Cancer doesn’t care if you want to live a long, happy life. It doesn’t care if you made plans, have a goal you want to achieve, or just… make it a few extra years than they said you had.
I think the moment you stop caring, it wins.
“Your perception is your reality”, Serge and I were discussing this lately (doctor phil lover) 😛
I decided that my perception of my cancer is that somehow I’m just going to beat the odds. I believe I will, I whole heartedly believe that I will not fall into the dreaded category they place us in when our pheochromocytoma becomes unmanageable.
This is where mine is right now, once pheochromocytoma spreads, there’s no longer a cure.
They call it ‘palliative’ treatments; surgery, radiation, chemotherapy, all of these procedures are simply designed to manage the harsh symptoms and buy you a little more time. The prognosis, 1-5 years. Five years being the best case scenario on record if the patient responds to well to the treatments. 1-5, 1-5, 1-5, I can still hear those numbers running through my mind like an endless math equation before a test. Except this isn’t a test, this is real life, and life isn’t supposed to last one to five years. Not mine anyways.
When I first got diagnosed with metastatic pheochromocytoma, I read the word palliative treatments and completely dismissed it. It’s completely ridiculous, what do they know?! I ain’t dying!
“That’s not what will happen for me, I’m going to get surgery and it’s going to be removed and I’ll go back to my normal fabulous self like before”
Well, I’m starting to realize that my perception needs a bit more reality…
Today was a bit of a wake up call, I met with my surgeon to discuss the last-minute details before the procedure is done on the 21st of May.
First off let me just say, I am so fortunate to be able to have surgery. I may complain about having to get surgery, but I am still thankful. In most cases of metastatic pheochromocytoma, surgery isn’t even an option. Sometimes there’s just too many and they consider it inoperable. Surgery is so so so dangerous for a pheochromocytoma patient, because at any given time… these little tumor grenades are just waiting to explode, which in turn puts your blood pressure and heart rate sky-high. (Stroke, heart attack) are the main concerns during the procedure. Yikes, scary stuff. I’ve done this before, I got this! Let’s just hope this time I don’t die at any given time on the table, pretty please!

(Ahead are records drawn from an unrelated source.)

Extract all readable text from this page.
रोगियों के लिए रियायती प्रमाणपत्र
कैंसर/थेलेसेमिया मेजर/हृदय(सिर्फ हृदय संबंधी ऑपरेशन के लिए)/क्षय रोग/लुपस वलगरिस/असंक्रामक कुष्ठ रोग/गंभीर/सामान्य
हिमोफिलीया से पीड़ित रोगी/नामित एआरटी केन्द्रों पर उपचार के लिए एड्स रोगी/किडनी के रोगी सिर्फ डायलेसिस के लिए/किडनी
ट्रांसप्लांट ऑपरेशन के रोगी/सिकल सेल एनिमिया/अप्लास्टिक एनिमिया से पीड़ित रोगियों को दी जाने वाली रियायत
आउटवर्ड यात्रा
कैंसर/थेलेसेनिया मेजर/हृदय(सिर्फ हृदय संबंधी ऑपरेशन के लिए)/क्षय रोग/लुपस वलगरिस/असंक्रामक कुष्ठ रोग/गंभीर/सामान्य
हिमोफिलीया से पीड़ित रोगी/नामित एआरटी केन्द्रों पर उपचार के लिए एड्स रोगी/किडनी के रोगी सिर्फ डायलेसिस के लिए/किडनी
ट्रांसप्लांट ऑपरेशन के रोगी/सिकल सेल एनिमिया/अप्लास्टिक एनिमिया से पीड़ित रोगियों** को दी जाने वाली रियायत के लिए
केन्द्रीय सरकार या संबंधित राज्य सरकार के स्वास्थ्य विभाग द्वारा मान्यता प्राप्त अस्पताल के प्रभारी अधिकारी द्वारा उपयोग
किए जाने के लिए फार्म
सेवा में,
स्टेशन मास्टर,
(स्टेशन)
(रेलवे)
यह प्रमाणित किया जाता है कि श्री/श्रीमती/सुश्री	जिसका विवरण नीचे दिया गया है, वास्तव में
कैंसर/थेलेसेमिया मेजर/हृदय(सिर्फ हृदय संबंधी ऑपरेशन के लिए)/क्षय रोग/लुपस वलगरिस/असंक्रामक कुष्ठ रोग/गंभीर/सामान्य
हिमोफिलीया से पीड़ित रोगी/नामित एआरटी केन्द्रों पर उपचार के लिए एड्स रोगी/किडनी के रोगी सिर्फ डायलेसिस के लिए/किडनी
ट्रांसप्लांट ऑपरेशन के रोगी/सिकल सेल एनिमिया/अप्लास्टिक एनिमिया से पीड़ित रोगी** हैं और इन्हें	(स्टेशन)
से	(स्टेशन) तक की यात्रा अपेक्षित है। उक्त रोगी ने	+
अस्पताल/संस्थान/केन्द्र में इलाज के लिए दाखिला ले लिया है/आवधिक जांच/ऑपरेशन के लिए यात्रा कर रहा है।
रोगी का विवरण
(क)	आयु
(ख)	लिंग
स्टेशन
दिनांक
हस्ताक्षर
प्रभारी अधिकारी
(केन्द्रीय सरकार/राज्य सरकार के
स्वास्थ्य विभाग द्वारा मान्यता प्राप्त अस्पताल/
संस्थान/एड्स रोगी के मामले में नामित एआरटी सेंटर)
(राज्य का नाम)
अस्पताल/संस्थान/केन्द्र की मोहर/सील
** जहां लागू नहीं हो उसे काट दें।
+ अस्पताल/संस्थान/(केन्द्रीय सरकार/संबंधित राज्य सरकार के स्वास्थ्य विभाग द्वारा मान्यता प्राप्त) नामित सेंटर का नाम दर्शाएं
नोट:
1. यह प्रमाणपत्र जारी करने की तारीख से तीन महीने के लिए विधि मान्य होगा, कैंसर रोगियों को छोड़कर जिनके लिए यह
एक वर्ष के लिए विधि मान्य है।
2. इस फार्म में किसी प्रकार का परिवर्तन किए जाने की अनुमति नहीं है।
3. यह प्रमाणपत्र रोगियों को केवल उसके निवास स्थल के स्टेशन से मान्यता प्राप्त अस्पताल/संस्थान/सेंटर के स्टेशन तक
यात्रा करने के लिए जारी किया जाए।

The plan for my surgery has changed several times, with each new scan my doctors can see more and more. The only situation where the main plan will change, is when they have me open and discover something different from what they see on the scans.
So because my tumors have spread to my liver, they will remove a piece of the liver along with the tumors attached. Secondly, they will remove my right kidney which will debulk the largest part of the disease. The tricky wild card is the little dudes that are way too up close and personal with my vena cava, that’s my artery which is very much a big risk in any surgery. One little scrape and you’re out!
(I know this because this is what happened to me the first time)
This is an aggressive approach to be able to debulk as much as they can, in order to have less tumors to worry about and slow down the process of spreading into other parts of my body. I really thought all of them would be removed during the surgery, however because of the one tumor having major cuddle time with vena cava, it’s going to be too risky to remove them from one another. The tumor is squeezing the vena cava, which is not ideal for the people removing the deadly little thing. Lastly, they will try to remove any microscopic tumors they can’t necessarily see.. but can feel.
So that was the bad news, the best case scenario is I have most of the disease removed.. but not all.
This is my new reality.
Well, what do we do when things don’t go our way? Adapt! A close mentor of mine loved telling me to adapt, and I just hated hearing it! Now, I remember it with a smile and take that much-needed advice.
I may not have a crystal ball, and I may be scared like crazy, but I have certainly not given up on myself. I have such respect and confidence in my team of doctors, and I am hopeful in what’s yet to come for me. They may not be able to remove it all for now, and there may not be a cure, but there’s still treatments I can get… and miracles that happen everyday.
I never liked math anyway, so let’s just do without the odds. I’m going to BREAK the odds, I will make plans, set goals, and most definitely outlive that silly outcome.